I often complain about being busy, even though I know I'm no more busy than anyone else (are we all noticing how CRAZY life is getting?). No petty excuses here, other than I've just been physically unable to blog. Although, I always find time each day to read other people's blogs. So please keep showing me yours, even though I've been pretty prudish at showing you mine.
A few things have sucked the minutes from the hours from the days from the weeks lately:
University. I have FOUR more weeks to go on struggle street, before I kiss the rest of the suffering students goodbye,
toss burn my study notes in the garbage, and graduate with my communications degree. These last few weeks have felt like a slow crawl to China on gravel, but I can see the border guards up ahead. And they're still thinking about whether to wave this crazy-eyed woman through.
Rest. I've been seriously knackered lately, and seem to have hit a bit of a 'meh' patch. Life is fine, everyone is well, work and study are busy, the boy is good, the dogs are chewing their bones and doing whatever they do, and I'm over here going... yeah, OK. Now what? I am a person who gets bored extremely easily, and I will admit I've hit a bit fatigued about the general lack of drama and action in my life. Major disclaimer: I am not inviting drama and action into my life. I am simply acknowledging that it is currently elsewhere.

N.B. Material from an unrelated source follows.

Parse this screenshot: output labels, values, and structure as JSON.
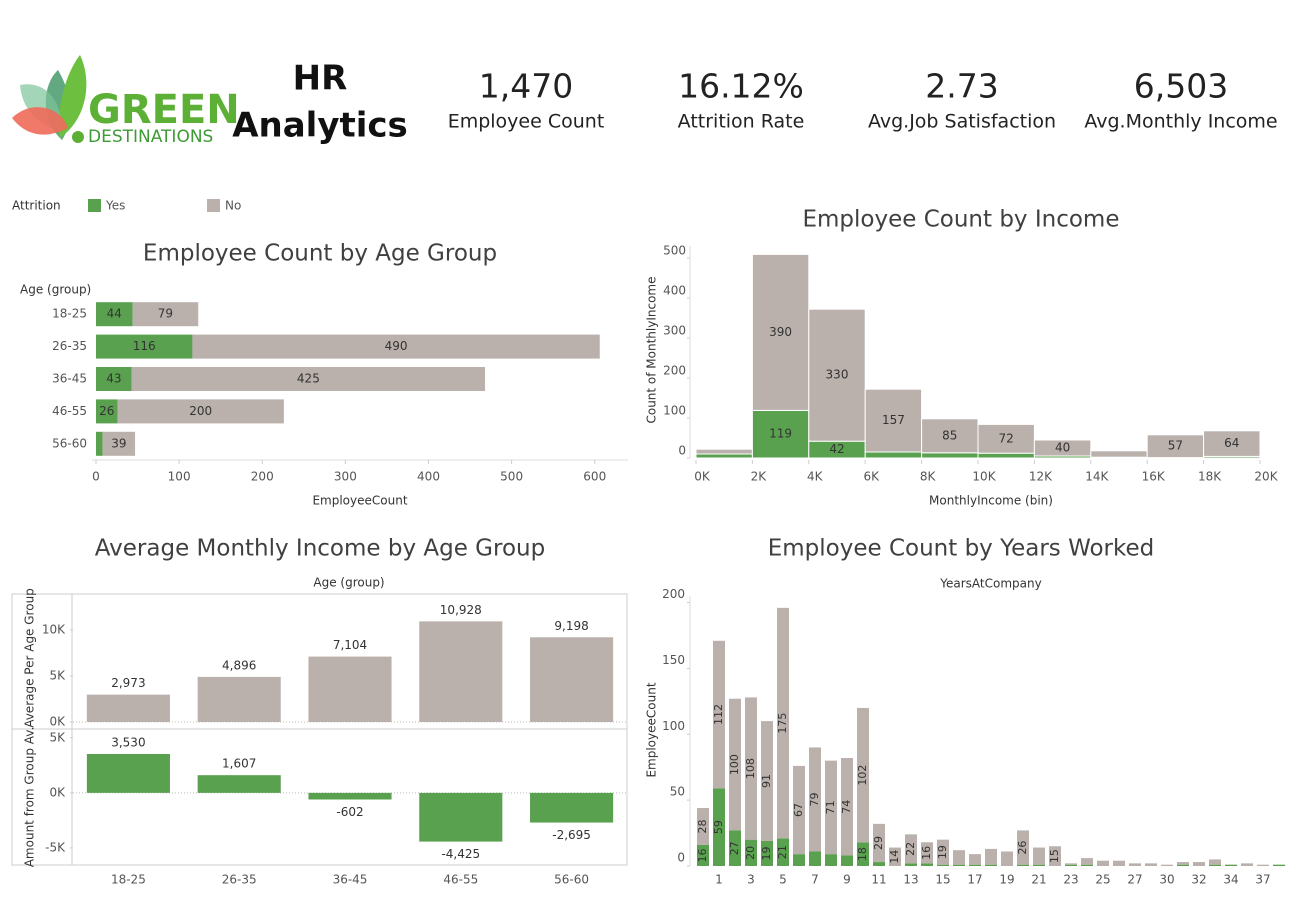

Work. My small business is chugging along and even though I'm trying to stop work from coming in while I finish studying, it keeps on coming in. I am NOT complaining - I love what I do and every new client is a massive win. But between fulfilling bookings and studying I am lucky if I find time to breathe. Is it possible for someone to self-administer CPR?

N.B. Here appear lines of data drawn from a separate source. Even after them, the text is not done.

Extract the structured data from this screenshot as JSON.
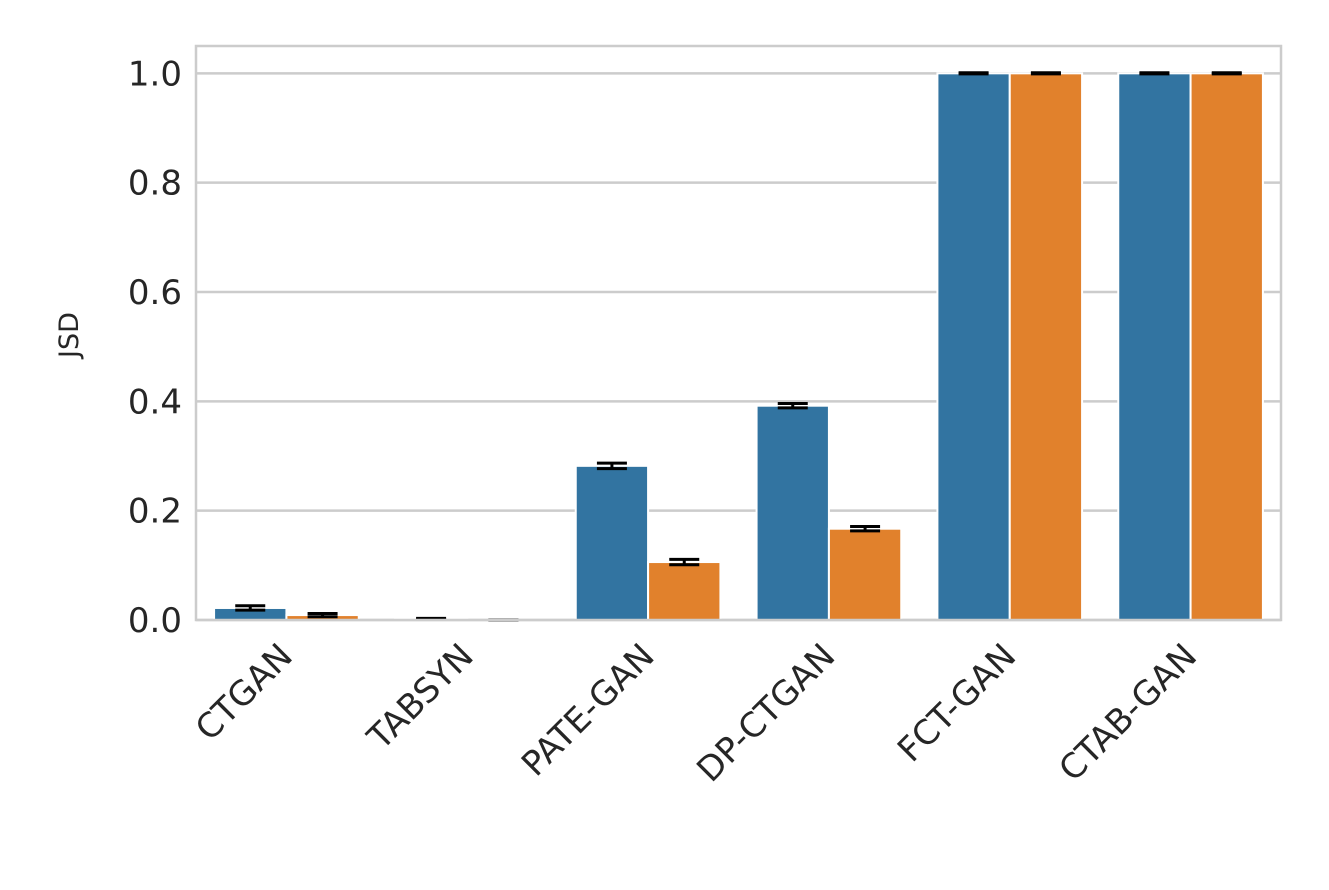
{
  "chart_data": {
    "type": "bar",
    "ylabel": "JSD",
    "categories": [
      "CTGAN",
      "TABSYN",
      "PATE-GAN",
      "DP-CTGAN",
      "FCT-GAN",
      "CTAB-GAN"
    ],
    "series": [
      {
        "color": "#3274a1",
        "values": [
          0.022,
          0.002,
          0.282,
          0.392,
          1.0,
          1.0
        ],
        "errors": [
          0.004,
          0.001,
          0.005,
          0.004,
          0.001,
          0.001
        ]
      },
      {
        "color": "#e1812c",
        "values": [
          0.009,
          0.0,
          0.106,
          0.167,
          1.0,
          1.0
        ],
        "errors": [
          0.003,
          0.0,
          0.005,
          0.004,
          0.001,
          0.001
        ]
      }
    ],
    "ylim": [
      0,
      1.05
    ],
    "yticks": [
      {
        "value": 0,
        "label": "0.0"
      },
      0.2,
      0.4,
      0.6,
      0.8,
      {
        "value": 1,
        "label": "1.0"
      }
    ],
    "grid": true
  }
}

Nip/Tuck. I have discovered a new TV show that is as addictive as any habit-forming thing I've ever tried. It's actually a reasonably old TV show, which is already off the air, but I managed to burn through seven seasons like wildfire. I simply HAD to know who would end up with who, whose plastic surgery would fall off, who was really the dad of who, whose cancer would go away, whose fight with who would be resolved, who would really turn out to be a lesbian, when Julian McMahon would take his kit off again and... you get the idea. So consider this a warning: if you have an addictive personality and are partial to doctors far too good looking to ever be real doctors (even though my mum had a brain surgeon once who was a total babe) then please stay away from Nip/Tuck. Oh, and can anyone recommend another addictive TV show?
Right. So that's my update. Underwhelming, I know! I'll try to blog more soon, but until uni finishes in September, this kind of wafflish baloney may all be I can offer. Sorry bout that... like I said, guilty.